DPO'ların GDPR Kapsamındaki Hakları Nelerdir?
GDPR, DPO'ların sorumluluklarını belirlemenin yanı sıra, DPO'lar lehine belirli haklar ve faydalar da içerir. Şirketlerin, DPO'lara görevlerini yerine getirmeleri için gerekli şirket kaynaklarını sağlamalarını istemektedir.
DPO'lar şirketin veri işleme personeline ve operasyonlarına erişebilmeli, bağımsız olmalı ve şirketin "en yüksek yönetim seviyesine" doğrudan raporlama imkanına sahip olmalıdır. Ayrıca, görevlerini yerine getirirken işten çıkarılma veya cezalandırılma tehdidine karşı korunurlar.
Ancak DPO'lar görevlerinin yerine getirilmesiyle ilgili gizlilik veya mahremiyetle bağlı olmak ve kendileri tarafından gerçekleştirilen diğer görevlerin bir çatışma ile sonuçlanmamasını sağlamak gibi belirli yasal yükümlülüklere tabidirler.
Bir DPO Birden Fazla Yere Hizmet Sunabilir
Her yerel Avrupa Birliği kuruluşundan kolayca erişilebilmesi koşuluyla, birden fazla kuruluş tek bir DPO tayin edebilir.
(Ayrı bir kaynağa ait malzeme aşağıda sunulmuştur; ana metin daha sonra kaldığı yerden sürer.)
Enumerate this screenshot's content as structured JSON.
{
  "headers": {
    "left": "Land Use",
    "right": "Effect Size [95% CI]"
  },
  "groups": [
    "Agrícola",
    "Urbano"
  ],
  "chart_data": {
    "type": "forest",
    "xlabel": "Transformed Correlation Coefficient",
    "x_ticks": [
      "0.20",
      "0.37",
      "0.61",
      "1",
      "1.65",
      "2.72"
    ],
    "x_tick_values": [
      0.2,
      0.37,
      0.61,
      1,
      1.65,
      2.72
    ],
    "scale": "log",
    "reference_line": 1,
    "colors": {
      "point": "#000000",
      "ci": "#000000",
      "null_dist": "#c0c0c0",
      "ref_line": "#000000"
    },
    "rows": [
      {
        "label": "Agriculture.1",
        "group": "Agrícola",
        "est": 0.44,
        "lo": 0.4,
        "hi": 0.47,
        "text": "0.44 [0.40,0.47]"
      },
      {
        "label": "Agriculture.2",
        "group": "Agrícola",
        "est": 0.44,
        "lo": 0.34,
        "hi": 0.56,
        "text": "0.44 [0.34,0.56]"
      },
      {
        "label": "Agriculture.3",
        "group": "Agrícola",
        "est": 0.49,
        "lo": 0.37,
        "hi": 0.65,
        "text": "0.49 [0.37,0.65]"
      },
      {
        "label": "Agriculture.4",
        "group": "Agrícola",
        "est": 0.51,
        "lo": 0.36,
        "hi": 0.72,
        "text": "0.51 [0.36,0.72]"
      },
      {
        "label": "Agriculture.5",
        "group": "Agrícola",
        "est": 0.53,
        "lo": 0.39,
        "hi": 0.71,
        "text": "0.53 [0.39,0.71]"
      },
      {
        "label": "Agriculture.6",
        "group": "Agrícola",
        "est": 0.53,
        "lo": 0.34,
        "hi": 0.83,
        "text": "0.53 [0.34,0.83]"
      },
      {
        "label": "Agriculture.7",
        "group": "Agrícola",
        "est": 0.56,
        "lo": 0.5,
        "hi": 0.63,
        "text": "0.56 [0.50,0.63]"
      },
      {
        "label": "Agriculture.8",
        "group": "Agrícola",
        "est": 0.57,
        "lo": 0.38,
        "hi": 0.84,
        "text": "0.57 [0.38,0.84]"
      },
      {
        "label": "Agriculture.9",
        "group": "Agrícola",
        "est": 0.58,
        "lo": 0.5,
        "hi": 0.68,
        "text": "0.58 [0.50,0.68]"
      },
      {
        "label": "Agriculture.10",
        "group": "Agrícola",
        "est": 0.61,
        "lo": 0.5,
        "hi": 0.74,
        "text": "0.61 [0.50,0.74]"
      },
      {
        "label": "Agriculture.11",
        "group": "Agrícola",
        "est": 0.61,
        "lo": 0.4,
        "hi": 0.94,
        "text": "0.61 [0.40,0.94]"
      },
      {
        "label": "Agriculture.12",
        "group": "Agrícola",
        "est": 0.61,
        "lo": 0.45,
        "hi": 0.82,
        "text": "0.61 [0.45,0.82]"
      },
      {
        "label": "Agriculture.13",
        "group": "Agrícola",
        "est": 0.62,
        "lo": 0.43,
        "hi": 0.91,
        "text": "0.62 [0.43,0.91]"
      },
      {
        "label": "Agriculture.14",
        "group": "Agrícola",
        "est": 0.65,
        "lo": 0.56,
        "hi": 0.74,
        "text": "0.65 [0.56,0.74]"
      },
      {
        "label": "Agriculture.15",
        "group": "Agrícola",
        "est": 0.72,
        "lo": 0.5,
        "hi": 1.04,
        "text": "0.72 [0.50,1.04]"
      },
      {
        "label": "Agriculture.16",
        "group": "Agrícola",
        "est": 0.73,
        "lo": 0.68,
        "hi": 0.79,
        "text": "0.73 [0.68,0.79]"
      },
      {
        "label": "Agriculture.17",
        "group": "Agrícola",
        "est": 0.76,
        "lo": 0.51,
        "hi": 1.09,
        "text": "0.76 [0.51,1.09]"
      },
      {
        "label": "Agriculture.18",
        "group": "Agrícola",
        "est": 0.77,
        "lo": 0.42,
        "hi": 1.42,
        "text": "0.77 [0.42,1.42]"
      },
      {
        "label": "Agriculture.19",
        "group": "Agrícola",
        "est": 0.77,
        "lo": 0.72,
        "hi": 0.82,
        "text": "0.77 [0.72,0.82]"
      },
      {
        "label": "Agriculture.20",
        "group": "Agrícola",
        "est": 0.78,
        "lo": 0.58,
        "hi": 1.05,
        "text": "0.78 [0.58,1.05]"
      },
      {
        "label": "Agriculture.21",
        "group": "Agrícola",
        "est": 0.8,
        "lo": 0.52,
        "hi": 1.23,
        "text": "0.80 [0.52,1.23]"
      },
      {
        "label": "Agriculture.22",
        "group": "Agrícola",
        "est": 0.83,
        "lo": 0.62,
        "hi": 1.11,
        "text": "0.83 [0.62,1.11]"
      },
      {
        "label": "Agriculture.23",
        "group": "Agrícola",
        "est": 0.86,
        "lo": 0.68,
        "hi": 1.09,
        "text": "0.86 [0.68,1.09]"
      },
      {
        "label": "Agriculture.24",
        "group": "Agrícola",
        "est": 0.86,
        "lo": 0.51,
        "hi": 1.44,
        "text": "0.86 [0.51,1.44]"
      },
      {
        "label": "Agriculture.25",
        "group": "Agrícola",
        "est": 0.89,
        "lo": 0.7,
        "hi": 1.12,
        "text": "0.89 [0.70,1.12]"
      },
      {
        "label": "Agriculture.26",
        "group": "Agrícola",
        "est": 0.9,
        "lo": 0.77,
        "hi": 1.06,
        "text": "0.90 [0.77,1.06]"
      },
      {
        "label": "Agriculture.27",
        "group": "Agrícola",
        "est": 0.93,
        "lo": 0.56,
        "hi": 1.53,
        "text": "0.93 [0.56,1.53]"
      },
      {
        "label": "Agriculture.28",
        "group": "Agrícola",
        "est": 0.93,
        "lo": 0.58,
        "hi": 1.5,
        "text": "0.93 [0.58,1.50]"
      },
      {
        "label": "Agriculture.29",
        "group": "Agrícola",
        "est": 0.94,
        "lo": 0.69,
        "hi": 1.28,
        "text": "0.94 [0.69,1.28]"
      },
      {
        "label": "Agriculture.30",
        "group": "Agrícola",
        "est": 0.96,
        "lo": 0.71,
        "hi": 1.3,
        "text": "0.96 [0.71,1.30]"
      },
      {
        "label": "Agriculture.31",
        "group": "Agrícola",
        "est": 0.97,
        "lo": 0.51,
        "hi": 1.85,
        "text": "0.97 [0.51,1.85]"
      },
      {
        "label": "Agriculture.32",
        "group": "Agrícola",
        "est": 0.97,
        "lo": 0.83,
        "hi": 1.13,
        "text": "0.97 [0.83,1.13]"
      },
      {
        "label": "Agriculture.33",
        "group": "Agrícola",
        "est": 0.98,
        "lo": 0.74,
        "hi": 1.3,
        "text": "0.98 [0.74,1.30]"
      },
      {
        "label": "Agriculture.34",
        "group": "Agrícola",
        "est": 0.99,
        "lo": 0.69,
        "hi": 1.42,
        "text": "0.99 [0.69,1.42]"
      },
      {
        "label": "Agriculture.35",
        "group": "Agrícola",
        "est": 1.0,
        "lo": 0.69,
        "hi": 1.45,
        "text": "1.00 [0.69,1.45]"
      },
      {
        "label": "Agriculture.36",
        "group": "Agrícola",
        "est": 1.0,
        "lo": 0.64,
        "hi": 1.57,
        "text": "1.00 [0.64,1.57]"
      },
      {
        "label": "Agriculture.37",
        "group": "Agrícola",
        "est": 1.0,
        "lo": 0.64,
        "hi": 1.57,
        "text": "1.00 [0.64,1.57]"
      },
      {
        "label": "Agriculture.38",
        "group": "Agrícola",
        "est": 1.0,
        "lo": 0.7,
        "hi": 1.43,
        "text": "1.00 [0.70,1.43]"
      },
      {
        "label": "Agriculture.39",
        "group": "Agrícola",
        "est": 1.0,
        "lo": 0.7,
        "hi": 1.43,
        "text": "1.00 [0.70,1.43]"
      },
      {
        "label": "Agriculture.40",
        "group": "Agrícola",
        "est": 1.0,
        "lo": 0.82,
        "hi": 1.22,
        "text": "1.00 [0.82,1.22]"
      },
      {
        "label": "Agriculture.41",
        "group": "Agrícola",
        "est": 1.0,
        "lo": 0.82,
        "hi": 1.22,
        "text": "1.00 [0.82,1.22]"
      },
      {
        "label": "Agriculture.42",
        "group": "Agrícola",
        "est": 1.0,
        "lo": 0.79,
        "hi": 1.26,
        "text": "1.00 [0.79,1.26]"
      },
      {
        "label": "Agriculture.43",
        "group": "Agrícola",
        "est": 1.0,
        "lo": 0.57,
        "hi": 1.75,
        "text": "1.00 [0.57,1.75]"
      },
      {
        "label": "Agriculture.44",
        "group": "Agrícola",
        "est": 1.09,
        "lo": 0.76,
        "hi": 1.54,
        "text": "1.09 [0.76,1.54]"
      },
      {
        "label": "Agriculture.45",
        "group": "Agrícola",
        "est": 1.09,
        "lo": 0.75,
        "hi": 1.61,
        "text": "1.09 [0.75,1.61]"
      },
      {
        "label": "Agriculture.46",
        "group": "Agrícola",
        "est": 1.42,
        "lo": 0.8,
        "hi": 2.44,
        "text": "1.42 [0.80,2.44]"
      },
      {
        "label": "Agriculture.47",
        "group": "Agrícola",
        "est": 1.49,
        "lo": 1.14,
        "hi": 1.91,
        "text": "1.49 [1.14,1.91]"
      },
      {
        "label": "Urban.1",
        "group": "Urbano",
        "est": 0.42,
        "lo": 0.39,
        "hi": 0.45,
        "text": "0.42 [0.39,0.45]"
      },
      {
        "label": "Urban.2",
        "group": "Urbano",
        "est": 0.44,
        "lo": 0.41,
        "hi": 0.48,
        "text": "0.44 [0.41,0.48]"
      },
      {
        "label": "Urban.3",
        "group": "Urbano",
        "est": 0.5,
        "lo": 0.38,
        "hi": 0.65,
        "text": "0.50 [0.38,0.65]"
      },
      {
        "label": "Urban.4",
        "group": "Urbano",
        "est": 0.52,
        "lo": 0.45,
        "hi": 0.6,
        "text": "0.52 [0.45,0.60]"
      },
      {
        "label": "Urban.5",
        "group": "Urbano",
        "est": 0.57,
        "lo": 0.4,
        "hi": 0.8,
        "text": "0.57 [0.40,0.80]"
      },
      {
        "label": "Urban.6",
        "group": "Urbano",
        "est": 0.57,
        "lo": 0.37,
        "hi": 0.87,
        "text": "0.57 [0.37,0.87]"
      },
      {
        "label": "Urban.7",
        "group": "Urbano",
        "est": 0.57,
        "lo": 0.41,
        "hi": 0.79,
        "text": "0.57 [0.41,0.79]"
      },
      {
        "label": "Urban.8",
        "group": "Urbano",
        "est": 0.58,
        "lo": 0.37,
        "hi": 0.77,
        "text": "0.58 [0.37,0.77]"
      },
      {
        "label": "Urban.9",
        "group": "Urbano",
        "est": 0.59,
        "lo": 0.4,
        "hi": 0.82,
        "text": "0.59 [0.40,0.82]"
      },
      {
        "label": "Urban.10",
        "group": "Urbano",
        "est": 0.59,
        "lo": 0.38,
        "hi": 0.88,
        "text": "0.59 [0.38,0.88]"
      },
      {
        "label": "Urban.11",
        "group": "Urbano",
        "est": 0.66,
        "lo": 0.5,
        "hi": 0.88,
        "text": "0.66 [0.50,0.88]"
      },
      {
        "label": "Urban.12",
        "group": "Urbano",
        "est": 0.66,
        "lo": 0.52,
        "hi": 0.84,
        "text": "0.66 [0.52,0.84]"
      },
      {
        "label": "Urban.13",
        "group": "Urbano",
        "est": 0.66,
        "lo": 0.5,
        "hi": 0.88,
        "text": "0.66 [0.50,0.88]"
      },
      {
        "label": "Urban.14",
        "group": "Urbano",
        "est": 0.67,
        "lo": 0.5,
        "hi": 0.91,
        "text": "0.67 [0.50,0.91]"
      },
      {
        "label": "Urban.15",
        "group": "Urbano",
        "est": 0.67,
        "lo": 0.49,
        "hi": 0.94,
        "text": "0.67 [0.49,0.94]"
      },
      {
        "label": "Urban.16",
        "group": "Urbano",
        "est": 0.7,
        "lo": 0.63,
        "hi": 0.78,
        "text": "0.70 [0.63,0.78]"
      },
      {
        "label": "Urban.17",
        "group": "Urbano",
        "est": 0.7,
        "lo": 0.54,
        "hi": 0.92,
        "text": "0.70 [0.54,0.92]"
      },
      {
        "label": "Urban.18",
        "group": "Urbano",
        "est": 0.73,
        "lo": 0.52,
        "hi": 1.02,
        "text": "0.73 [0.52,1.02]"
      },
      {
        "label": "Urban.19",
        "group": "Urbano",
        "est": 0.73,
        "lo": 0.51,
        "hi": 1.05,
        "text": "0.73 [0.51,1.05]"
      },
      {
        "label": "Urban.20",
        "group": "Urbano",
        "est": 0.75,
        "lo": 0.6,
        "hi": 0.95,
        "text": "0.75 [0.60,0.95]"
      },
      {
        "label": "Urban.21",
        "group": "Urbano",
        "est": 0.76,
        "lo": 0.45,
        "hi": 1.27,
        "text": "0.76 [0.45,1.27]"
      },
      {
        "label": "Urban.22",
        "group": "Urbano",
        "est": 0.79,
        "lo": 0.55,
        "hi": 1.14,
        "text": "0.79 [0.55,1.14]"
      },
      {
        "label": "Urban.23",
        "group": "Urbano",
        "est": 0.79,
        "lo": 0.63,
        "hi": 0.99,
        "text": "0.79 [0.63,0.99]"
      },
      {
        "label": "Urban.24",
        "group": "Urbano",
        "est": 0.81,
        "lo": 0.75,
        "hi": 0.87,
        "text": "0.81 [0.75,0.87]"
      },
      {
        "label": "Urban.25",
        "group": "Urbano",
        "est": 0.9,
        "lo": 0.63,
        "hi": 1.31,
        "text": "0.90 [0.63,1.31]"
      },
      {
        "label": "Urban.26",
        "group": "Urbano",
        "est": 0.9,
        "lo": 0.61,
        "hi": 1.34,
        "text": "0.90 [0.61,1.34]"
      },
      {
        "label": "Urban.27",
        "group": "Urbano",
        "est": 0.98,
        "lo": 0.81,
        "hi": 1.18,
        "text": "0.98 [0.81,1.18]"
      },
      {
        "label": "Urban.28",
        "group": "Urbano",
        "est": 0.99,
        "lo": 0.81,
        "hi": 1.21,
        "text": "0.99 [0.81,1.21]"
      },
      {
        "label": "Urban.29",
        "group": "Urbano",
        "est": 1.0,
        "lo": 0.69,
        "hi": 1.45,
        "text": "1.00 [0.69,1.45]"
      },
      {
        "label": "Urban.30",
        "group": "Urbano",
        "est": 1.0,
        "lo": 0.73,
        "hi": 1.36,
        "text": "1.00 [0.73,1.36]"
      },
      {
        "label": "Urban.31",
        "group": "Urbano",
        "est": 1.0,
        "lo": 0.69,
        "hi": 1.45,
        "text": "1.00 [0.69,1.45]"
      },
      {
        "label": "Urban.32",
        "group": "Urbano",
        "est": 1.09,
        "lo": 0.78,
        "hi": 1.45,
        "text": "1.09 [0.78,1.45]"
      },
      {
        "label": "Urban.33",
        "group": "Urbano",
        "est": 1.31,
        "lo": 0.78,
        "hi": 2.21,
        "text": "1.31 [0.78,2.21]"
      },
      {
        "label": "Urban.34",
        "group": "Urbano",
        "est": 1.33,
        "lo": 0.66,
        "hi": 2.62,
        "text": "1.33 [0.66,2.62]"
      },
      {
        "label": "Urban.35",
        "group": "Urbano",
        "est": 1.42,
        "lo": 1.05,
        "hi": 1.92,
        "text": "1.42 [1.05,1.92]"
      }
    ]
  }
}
Buradaki "kolayca erişilebilir" olmak kavramı DPO'nun Avrupa Ekonomik Alanı (AEA) içerisinde ikamet etmesi gerektiği anlamına geldiği yorumlanmaktadır. Ancak yine de AB’de kurulmuş olan ve dünyanın her yerinde hizmet sunan kuruluşların varlığı göz önüne alındığında DPO’nun mutlak suretle AB’de yerleşik olması gerekmez.
GDPR ayrıca, danışmanlık ve hukuk firmaları gibi üçüncü taraf hizmet sağlayıcılar tarafından DPO hizmetleri sunulmasına izin vermektedir.
AB Dışındaki Kuruluşlar DPO Atamalı mıdır?
AB'de kuruluşu olmayan şirketlerin, öncelikle GDPR'ın bölgesel kapsamına ilişkin 3’üncü maddesinin kendileri için geçerli olup olmadığını, özellikle de doğrudan AB'deki bireylere mal veya hizmet sunuyorlarsa veya davranışlarını izliyorlarsa, değerlendirme yapmaları gerekmektedir. AB’deki bireylere ait verileri işleyen kuruluşlar eğer 37’inci maddedeki şartları sağlıyor ise DPO atamak zorundadır.
DPO Kuruluşun Veri İhlallerinden Sorumlu mudur?
DPO kuruluşta meydana gelen veri ihlallerinden doğrudan sorumlu tutulamaz. GDPR'nin 38’inci maddesi, DPO'ların "görevlerini yerine getirdiği için veri sorumlusu veya veri işleyen tarafından görevden alınmaması veya cezalandırılmaması" gerektiğini söylemektedir.
Düzenleme, DPO'ların görevlerinin yerine getirilmesiyle ilgili herhangi bir talimat almadan bağımsız hareket etmeleri gerektiği anlamına gelmektedir. Ancak bu durum, DPO'nun görevden alınamayacağı veya değiştirilemeyeceği anlamına gelmez. Bununla birlikte, DPO'lar, kuruluş içindeki diğer herhangi bir çalışan gibi, çalışma veya ceza hukuku gibi diğer yasal gerekçelerle cezalandırılabilir. Bu nedenle DPO, gizlilik ve mahremiyete ilişkin sorumlulukların ihlalinden kaynaklanan cezalardan kurtulamaz.
DPO İhlalleri İlgili Otoriteye Bildirmek Zorunda mıdır?
Veri ihlallerinin otoritelere bildirilmesine yönelik sorumluluk nihai olarak veri sorumlusuna veya veri işleyene aittir. Bununla birlikte düzenleme, DPO'nun gizlilik yükümlülüğünün, DPO'nun denetim makamıyla temasa geçmesini ve bu makamdan tavsiye almasını engellemez. Aksine DPO'ları, uygun olduğunda herhangi bir konuda denetim makamlarıyla iletişime geçmeye teşvik eder.